I've lived in Missouri most of my life (born in Bonne Terre and left for many years, but I've been back now--near Branson this time around--for 26 years) so I can definitely tell you a bit about what you can and can't build with here. First, you need to understand that there are actually 2 Missouris, above the Missouri River and below it. Northern Missouri is not my stomping grounds so my knowledge of it comes from people I've known and things I've learned from reading. Basically, if you want soil to speak of, that is the area to look in. Most of the farming (not homestead plots but big ag) is done in that part of the state.

Down in southern Missouri where we live, the biggest "crop" is rocks--lots of them! So ... if you want to build, consider a stone house. There are many ways to do it, but one of the simplest and the one that requires the least knowledge of stone-masonry is the method that Helen and Scott Nearing used, slip-casting. Basically, just collect and wash all the rocks you can find and make forms to put them in along with cement. When one section of wall sets up firmly enough, you remove the forms, reposition them up higher and slip-cast another section.

A second resource that is plentiful in the lower part of the state is trees--especially oaks, hickory and eastern red cedar. Log cabins and cordwood homes are naturals, and if you want something really different and non-toxic, there are all sorts of ways to use sawdust (which you can get cheap or even free at the many local mills) for mixing with lime, clay or straw to make cob or poured earthen floors, etc. A portable saw mill you can buy for anywhere from a couple hundred dollars for the chainsaw-type to a few thousand for the band-saw type. You can make a lot of your own lumber from a good-sized woodlot while thinning your trees for forest health.

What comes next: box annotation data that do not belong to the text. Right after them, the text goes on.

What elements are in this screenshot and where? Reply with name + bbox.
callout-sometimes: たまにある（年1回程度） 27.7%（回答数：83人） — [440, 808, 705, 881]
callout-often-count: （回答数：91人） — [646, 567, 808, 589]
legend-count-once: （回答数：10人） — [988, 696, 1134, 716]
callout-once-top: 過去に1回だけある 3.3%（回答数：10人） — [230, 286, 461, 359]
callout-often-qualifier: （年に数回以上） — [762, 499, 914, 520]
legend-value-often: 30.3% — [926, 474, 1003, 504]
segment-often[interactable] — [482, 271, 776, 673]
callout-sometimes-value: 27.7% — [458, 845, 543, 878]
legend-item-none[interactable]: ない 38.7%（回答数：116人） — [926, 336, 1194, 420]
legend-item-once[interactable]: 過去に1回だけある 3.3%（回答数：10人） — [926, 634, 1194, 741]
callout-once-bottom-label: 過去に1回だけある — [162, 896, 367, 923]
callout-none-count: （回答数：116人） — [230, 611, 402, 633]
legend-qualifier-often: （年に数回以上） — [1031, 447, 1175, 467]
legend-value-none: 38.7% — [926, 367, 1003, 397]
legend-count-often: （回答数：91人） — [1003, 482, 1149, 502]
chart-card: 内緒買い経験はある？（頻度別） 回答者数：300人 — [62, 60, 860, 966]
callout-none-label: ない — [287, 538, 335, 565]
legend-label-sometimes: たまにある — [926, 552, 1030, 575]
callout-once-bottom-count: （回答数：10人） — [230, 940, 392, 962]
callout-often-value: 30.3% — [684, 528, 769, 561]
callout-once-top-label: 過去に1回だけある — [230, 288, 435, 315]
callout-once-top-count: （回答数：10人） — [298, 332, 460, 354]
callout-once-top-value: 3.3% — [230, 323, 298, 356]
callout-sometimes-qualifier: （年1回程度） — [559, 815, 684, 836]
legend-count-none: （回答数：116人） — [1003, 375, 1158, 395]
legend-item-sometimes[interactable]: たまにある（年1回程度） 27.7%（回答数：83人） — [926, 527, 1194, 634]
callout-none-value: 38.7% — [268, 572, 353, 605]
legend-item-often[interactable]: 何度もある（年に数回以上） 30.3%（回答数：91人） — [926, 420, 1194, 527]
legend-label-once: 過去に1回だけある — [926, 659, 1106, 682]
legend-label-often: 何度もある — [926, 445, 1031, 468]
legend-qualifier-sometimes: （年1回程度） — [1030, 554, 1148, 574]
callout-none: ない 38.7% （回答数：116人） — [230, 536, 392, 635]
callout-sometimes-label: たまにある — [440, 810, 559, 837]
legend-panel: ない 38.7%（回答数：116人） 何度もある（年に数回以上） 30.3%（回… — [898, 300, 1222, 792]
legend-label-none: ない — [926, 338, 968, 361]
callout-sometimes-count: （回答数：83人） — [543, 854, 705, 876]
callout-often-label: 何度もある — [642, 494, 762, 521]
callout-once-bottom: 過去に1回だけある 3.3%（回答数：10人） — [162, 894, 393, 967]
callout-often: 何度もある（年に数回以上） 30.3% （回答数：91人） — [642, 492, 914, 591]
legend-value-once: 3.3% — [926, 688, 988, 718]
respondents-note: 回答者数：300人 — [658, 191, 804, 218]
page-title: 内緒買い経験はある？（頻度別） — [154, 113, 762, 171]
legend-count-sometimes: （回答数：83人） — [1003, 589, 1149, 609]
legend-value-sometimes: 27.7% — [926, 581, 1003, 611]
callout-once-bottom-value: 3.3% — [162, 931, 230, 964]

Of course, there is always strawbale--with a lime coating and with very wide overhangs to protect it from our wet weather and winds or a ferro-cement outer covering to protect from tornadoes! I suggest a round (cylindrical or domed) building for the same reason. Wind goes over or around instead of through!

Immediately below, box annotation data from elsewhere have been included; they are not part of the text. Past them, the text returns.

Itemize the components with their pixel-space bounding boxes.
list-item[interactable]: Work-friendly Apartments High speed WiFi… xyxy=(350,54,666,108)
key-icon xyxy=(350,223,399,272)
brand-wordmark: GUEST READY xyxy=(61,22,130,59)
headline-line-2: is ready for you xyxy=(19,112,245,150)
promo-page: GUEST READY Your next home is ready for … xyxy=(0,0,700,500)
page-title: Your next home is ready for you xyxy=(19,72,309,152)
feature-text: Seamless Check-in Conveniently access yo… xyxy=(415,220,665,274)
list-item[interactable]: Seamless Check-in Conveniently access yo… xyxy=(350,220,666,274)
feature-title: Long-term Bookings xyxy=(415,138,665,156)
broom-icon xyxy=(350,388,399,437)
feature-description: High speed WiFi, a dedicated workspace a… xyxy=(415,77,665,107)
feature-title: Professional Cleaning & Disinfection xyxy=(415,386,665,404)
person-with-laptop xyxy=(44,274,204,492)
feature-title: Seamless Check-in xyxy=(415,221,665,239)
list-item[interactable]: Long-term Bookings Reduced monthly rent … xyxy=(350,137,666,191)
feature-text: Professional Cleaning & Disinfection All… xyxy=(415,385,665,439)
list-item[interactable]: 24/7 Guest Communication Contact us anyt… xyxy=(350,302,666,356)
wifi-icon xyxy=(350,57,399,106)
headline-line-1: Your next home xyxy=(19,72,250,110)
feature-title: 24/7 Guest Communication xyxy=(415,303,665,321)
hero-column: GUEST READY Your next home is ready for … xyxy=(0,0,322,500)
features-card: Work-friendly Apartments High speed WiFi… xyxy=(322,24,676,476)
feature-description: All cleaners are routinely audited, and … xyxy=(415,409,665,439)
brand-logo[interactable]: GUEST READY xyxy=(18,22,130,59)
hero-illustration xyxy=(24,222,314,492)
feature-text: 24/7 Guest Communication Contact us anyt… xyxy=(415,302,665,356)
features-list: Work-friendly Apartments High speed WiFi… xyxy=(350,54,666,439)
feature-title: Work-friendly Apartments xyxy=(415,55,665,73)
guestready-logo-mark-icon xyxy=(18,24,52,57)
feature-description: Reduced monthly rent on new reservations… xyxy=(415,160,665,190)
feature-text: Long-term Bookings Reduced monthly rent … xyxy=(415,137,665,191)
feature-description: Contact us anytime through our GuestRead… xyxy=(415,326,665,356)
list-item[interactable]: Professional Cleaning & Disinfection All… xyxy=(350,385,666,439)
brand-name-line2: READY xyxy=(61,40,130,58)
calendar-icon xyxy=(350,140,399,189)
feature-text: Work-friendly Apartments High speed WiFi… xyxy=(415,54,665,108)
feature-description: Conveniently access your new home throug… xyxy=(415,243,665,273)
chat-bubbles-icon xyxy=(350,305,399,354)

I have a ton of ideas, but I'm actually supposed to be doing something else right now and will have to come back to this later. One thing I would not recommend is trying to build anything earth-bermed or underground--we just don't have the depth of soil for that (except possibly in the northern part of the state). Oh, and welcome to Missouri!
1 week ago

Jonathan Ward wrote:I hear it about the property taxes.  That is one of my concerns as well.  I'll look at Maine and see what's there.  Are there other New England states that you would suggest?

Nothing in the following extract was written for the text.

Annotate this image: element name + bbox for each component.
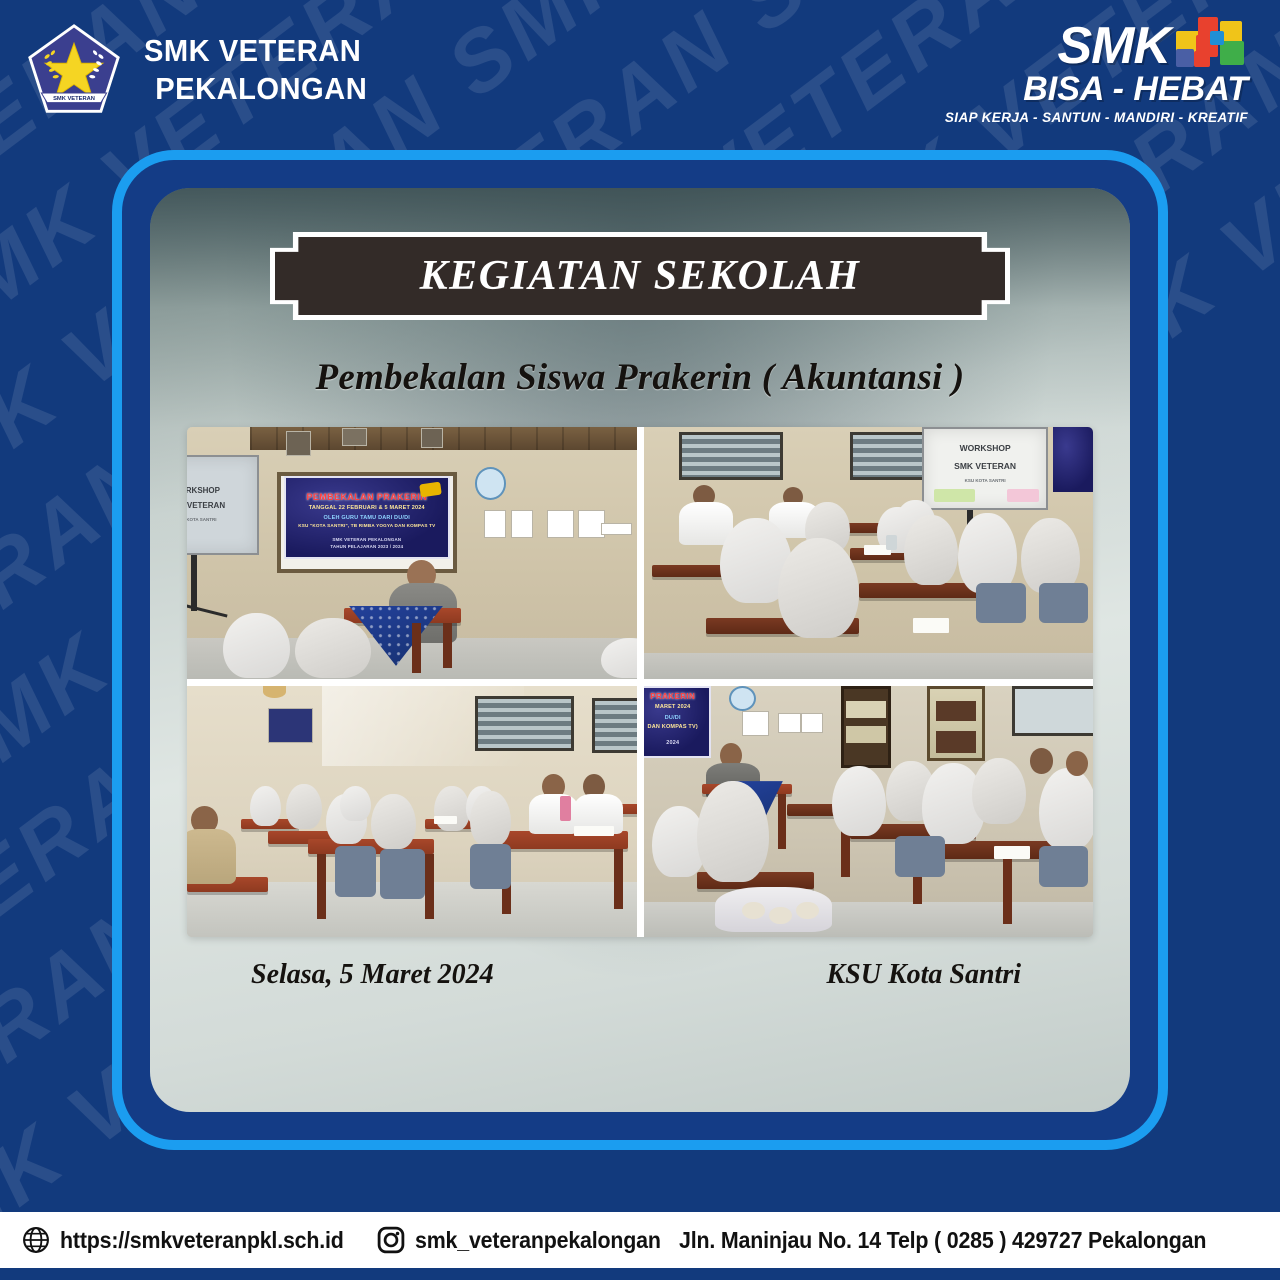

I don't know about the New England states but down here in the south, our taxes are very low. We've lived on this land for 26 years and our property taxes have never been higher than $65 for the year for 75 acres. I'm sure that varies from place to place even here, but it is lower than most places overall. Land is cheap too, so if you can take the heat (and it DOES get hot and humid, believe me!) it's not a bad place to look.
1 week ago
I've found that one of the best sites for browsing land for sale is LandWatch. You can pick the state (or even other countries) and then further refine the search by county/region, price range, number of acres, etc. It allows you to be very specific and has land ranging from lot-sized to thousands of acres. Another good one for those folks who don't have a lot of cash or don't want to be out in the wilderness but still want to feel like they're sort of in the country is BillyLand. That one has auctions, cheap land for outright sale and land that you can make payments on--financed through them. It doesn't have land in every state, but it does have a lot in the states it covers. Good Luck! By the way, Missouri has cheap land if you ever think of moving south.